Что такое вокзалы военного времени и сорок первого года в частности — описывать не берусь. Тем более, что как раз ростовского вокзала почти не помню. Помню только усталость, неприкаянность — едем не из дома и не домой, и все вокруг так же — скученность, шум, гвалт. Вдруг объявили поезд на Москву, потом еще один, каждый раз мы вскакивали, но зря — оказывается, большинство поездов из Ростова или через Ростов на Москву следовали (и теперь следуют, если Кравчук не помешал) через Харьков, а нам надо было через Воронеж. Встретил свою одноклассницу по 44-й школе. Она с родителями первоначально эвакуировалась в Донбасс, но вот пал Днепропетровск, и они двинулись дальше. Жалуется на антисемитизм, ругает за него, главным образом, донбасских «кацапов». Полагаю, что среди этих «кацапов» (и «некацапов» тоже) было много укрывшихся от раскулачивания и теперь срывавших зло на эвакуированных. Но ни она, ни ее родители виновниками не были. Они никого не арестовывали, не раскулачивали, не учили жить. Наоборот, раскулачивали и преследовали их самих. Ее отец был красильщик, кустарь, частник — я сам его за это презирал. Конечно, и так, как она, думать нехорошо. Но ведь и она была не мыслителем, обязанным рассматривать проблемы всесторонне, а обыкновенной девушкой — ее обидели, она и обиделась. И теперь по иронии судьбы она ехала дальше в эту непонятную ей «Кацапию» и словно бы не понимала, что едет именно туда. Сумела ли она потом, несмотря на обиду, разглядеть великую страну, куда направлялась, почувствовала ли ее? Или эта обида ее духовно поработила и обделила навеки? Не знаю — я больше никогда ее не встречал.

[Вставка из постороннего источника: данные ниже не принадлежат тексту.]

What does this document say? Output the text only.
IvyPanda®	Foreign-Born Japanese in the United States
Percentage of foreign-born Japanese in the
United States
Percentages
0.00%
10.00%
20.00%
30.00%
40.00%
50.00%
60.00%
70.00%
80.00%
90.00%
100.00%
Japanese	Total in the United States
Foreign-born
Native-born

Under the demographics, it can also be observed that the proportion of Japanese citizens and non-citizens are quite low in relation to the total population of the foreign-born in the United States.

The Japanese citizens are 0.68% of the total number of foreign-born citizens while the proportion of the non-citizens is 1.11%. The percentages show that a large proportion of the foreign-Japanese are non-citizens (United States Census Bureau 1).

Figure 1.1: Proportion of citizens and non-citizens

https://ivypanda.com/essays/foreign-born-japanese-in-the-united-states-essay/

Пришлось нам немного и походить по Ростову — по маминым делам и просто так. Город мне понравился. Хотя до этого я полагал, что, кроме Киева и столиц, красивых городов в стране нет. А тут был настоящий город, красивые дома, сутолока, трамваи и хоть не Днепр, но все же Дон, расположенный по отношению к городу, как в Киеве Днепр, с краю. Было странно, что вот город, а я к нему не имею никакого отношения, должен ехать в какую-то глушь. Больше я в Ростове никогда не был. Только что проездом на вокзале.

На следующее утро в переполненном купе мы выехали из этого города. «Глушь», куда мы ехали, меня все же скорее привлекала, чем пугала, привлекала казачьей экзотикой, «Тихим Доном». Да и ехали мы по шолоховским местам — Новочеркасск, Миллерово. Впрочем, последнее было разрекламировано и в революционном смысле — сюда из Донбасса согласно легенде (боюсь, что только сталинской, как минимум преувеличившей значение этого эпизода) пробивались с боями на помощь осажденному Царицыну красные шахтерские отряды под командой Пархоменко и «донецкого слесаря» Клима Ворошилова. Тогда это еще сильно действовало на мое воображение.

Каким я был в этот момент? Таким же, наверное, как уехал из Киева. Дорожные впечатления, включая александровские, часто оглушали, но были слишком мимолетны, чтобы изменить мое отношение к жизни. Да и вообще я чувствовал себя щепкой, которую поток несет куда хочет. Кроме того, шла война, в которой необходимо было победить, а это не располагало к умствованиям. И я склонен был все поражавшие меня обстоятельства считать случайными. Где уж тут меняться.

А хотел я только на фронт. Но это не было еще обыкновенным патриотизмом. Я тогда до него еще не дорос. Движим я был другой романтикой. Лучше всех это выразил — правда, еще до войны, как предчувствие — Михаил Кульчицкий:

И вот опять к границам сизым

Составы дымные идут.

И снова близок коммунизм,

Как в девятнадцатом году.

Тут все неверно: и представление о коммунизме, и о девятнадцатом годе, и о похожести сорок первого на девятнадцатый. Верна только жажда чистоты и подлинности, связанная с этим самообманом. Но так я чувствовал.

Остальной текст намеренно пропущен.